By David Shepardson
(Reuters) – California’s ambitious high-speed rail project that aims to move travelers from San Francisco to the Los Angeles basin in under three hours still faces significant funding challenges despite a $3.1 billion federal award.
The White House on Friday announced $8.2 billion in federal funding for rail projects across the country, including the California project billed at the first U.S. speed rail project with speeds of 220 miles per hour.
California Governor Gavin Newsom, who in October asked President Joe Biden to approve funding, said the award was “a vote of confidence in today’s vision and comes at a critical turning point, providing the project new momentum.”
The administration also awarded $3 billion for a planned high speed rail line between Las Vegas and Los Angeles.
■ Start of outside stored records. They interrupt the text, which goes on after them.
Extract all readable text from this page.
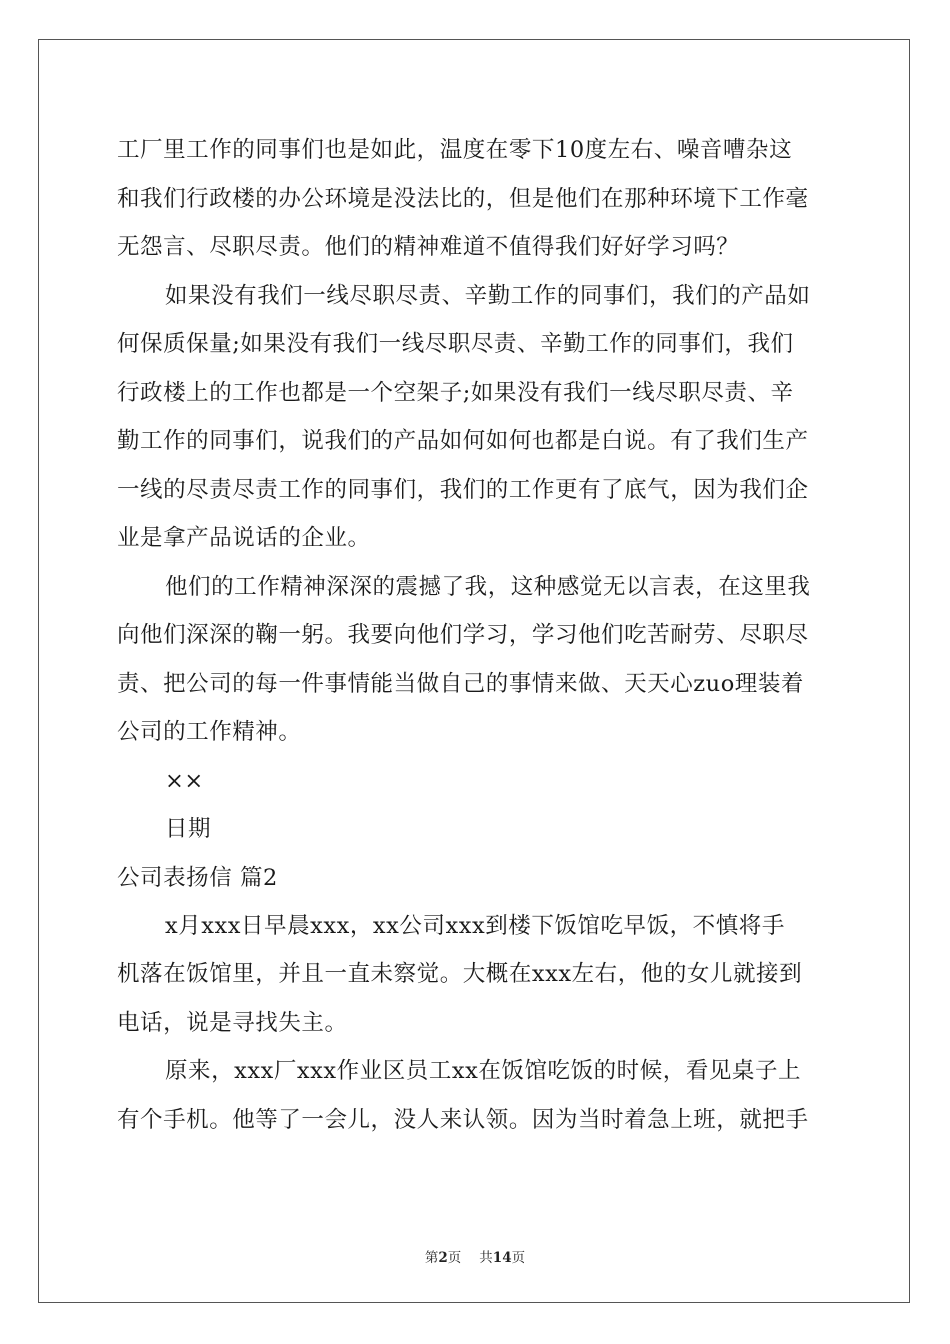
工厂里工作的同事们也是如此，温度在零下10度左右、噪音嘈杂这
和我们行政楼的办公环境是没法比的，但是他们在那种环境下工作毫
无怨言、尽职尽责。他们的精神难道不值得我们好好学习吗？
如果没有我们一线尽职尽责、辛勤工作的同事们，我们的产品如
何保质保量;如果没有我们一线尽职尽责、辛勤工作的同事们，我们
行政楼上的工作也都是一个空架子;如果没有我们一线尽职尽责、辛
勤工作的同事们，说我们的产品如何如何也都是白说。有了我们生产
一线的尽责尽责工作的同事们，我们的工作更有了底气，因为我们企
业是拿产品说话的企业。
他们的工作精神深深的震撼了我，这种感觉无以言表，在这里我
向他们深深的鞠一躬。我要向他们学习，学习他们吃苦耐劳、尽职尽
责、把公司的每一件事情能当做自己的事情来做、天天心zuo理装着
公司的工作精神。
××
日期
公司表扬信 篇2
x月xxx日早晨xxx，xx公司xxx到楼下饭馆吃早饭，不慎将手
机落在饭馆里，并且一直未察觉。大概在xxx左右，他的女儿就接到
电话，说是寻找失主。
原来，xxx厂xxx作业区员工xx在饭馆吃饭的时候，看见桌子上
有个手机。他等了一会儿，没人来认领。因为当时着急上班，就把手
第2页 共14页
Transportation Secretary Pete Buttigieg told reporters Thursday the California project “is facing a lot of the challenges that come with being the very first at anything” and added winning rail awards faced an “extraordinary level of scrutiny.”
The costs for the California high-speed rail project, which voters approved $10 billion in 2008, have risen sharply and the authority has not identified key funding needed for the project that has faced numerous delays.
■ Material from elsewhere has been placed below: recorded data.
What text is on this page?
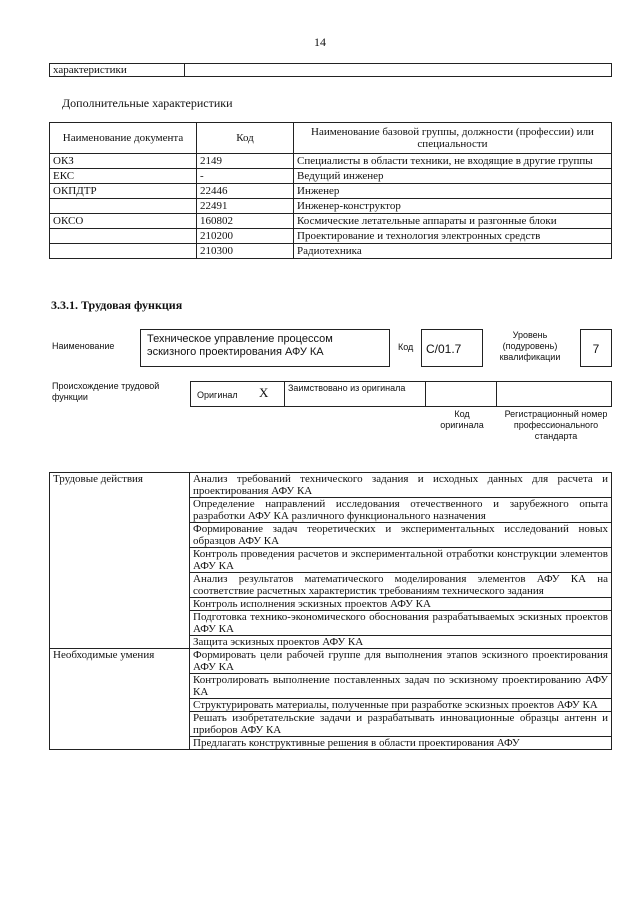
14
характеристики
Дополнительные характеристики
Наименование документа	Код	Наименование базовой группы, должности (профессии) или специальности
ОКЗ	2149	Специалисты в области техники, не входящие в другие группы
ЕКС	-	Ведущий инженер
ОКПДТР	22446	Инженер
	22491	Инженер-конструктор
ОКСО	160802	Космические летательные аппараты и разгонные блоки
	210200	Проектирование и технология электронных средств
	210300	Радиотехника
3.3.1. Трудовая функция
Наименование
Техническое управление процессом эскизного проектирования АФУ КА	Код	C/01.7
Уровень (подуровень) квалификации
7
Происхождение трудовой функции	Оригинал X	Заимствовано из оригинала
Код оригинала
Регистрационный номер профессионального стандарта
Трудовые действия	Анализ требований технического задания и исходных данных для расчета и проектирования АФУ КА
	Определение направлений исследования отечественного и зарубежного опыта разработки АФУ КА различного функционального назначения
	Формирование задач теоретических и экспериментальных исследований новых образцов АФУ КА
	Контроль проведения расчетов и экспериментальной отработки конструкции элементов АФУ КА
	Анализ результатов математического моделирования элементов АФУ КА на соответствие расчетных характеристик требованиям технического задания
	Контроль исполнения эскизных проектов АФУ КА
	Подготовка технико-экономического обоснования разрабатываемых эскизных проектов АФУ КА
	Защита эскизных проектов АФУ КА
Необходимые умения	Формировать цели рабочей группе для выполнения этапов эскизного проектирования АФУ КА
	Контролировать выполнение поставленных задач по эскизному проектированию АФУ КА
	Структурировать материалы, полученные при разработке эскизных проектов АФУ КА
	Решать изобретательские задачи и разрабатывать инновационные образцы антенн и приборов АФУ КА
	Предлагать конструктивные решения в области проектирования АФУ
The full San Francisco to Los Angeles project was initially estimated to cost around $40 billion but has now jumped to between $88 billion and $128 billion.
The rail authority estimated costs for an initial 171-mile segment connecting Merced to Bakersfield rose from $25.7 billion to at least $32 billion and is hoping initial service will begin in 2030.
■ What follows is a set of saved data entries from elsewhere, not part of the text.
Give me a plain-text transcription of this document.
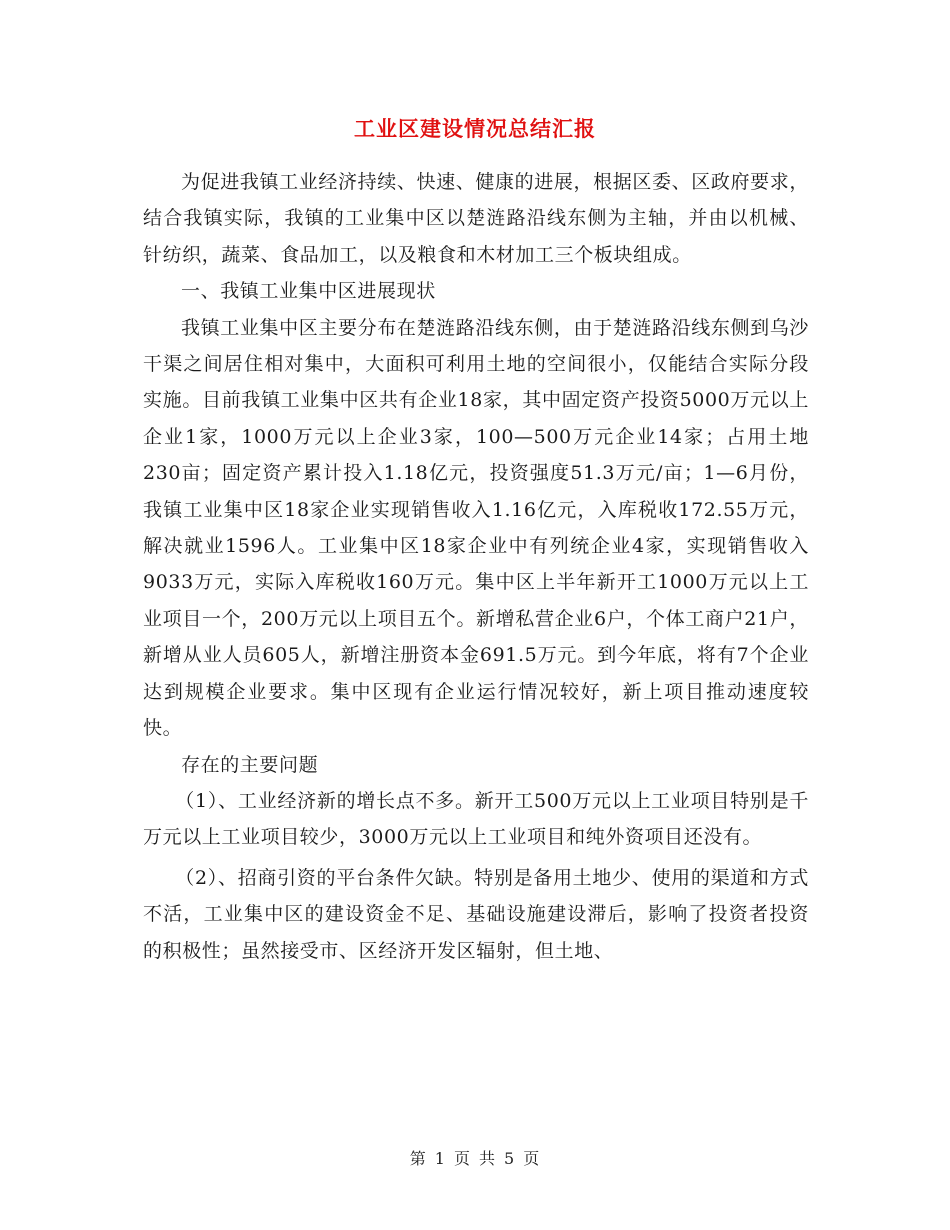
工业区建设情况总结汇报

为促进我镇工业经济持续、快速、健康的进展，根据区委、区政府要求，结合我镇实际，我镇的工业集中区以楚涟路沿线东侧为主轴，并由以机械、针纺织，蔬菜、食品加工，以及粮食和木材加工三个板块组成。

一、我镇工业集中区进展现状

我镇工业集中区主要分布在楚涟路沿线东侧，由于楚涟路沿线东侧到乌沙干渠之间居住相对集中，大面积可利用土地的空间很小，仅能结合实际分段实施。目前我镇工业集中区共有企业18家，其中固定资产投资5000万元以上企业1家，1000万元以上企业3家，100—500万元企业14家；占用土地230亩；固定资产累计投入1.18亿元，投资强度51.3万元/亩；1—6月份，我镇工业集中区18家企业实现销售收入1.16亿元，入库税收172.55万元，解决就业1596人。工业集中区18家企业中有列统企业4家，实现销售收入9033万元，实际入库税收160万元。集中区上半年新开工1000万元以上工业项目一个，200万元以上项目五个。新增私营企业6户，个体工商户21户，新增从业人员605人，新增注册资本金691.5万元。到今年底，将有7个企业达到规模企业要求。集中区现有企业运行情况较好，新上项目推动速度较快。

存在的主要问题

（1）、工业经济新的增长点不多。新开工500万元以上工业项目特别是千万元以上工业项目较少，3000万元以上工业项目和纯外资项目还没有。

（2）、招商引资的平台条件欠缺。特别是备用土地少、使用的渠道和方式不活，工业集中区的建设资金不足、基础设施建设滞后，影响了投资者投资的积极性；虽然接受市、区经济开发区辐射，但土地、

第 1 页 共 5 页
The Obama administration awarded California $3.5 billion in 2010 and the state has dedicated another $4.2 billion to the project.
California wants $8 billion in total from the Biden administration for the project after recently winning another $202 million in federal funds for grade separation projects.
In 2021, the Biden administration restored funding for the California project after then-President Donald Trump pulled funding for the project, hobbled by delays and rising costs, calling it a “disaster.” Many Republicans in Congress want to bar the White House from awarding more funding to the project.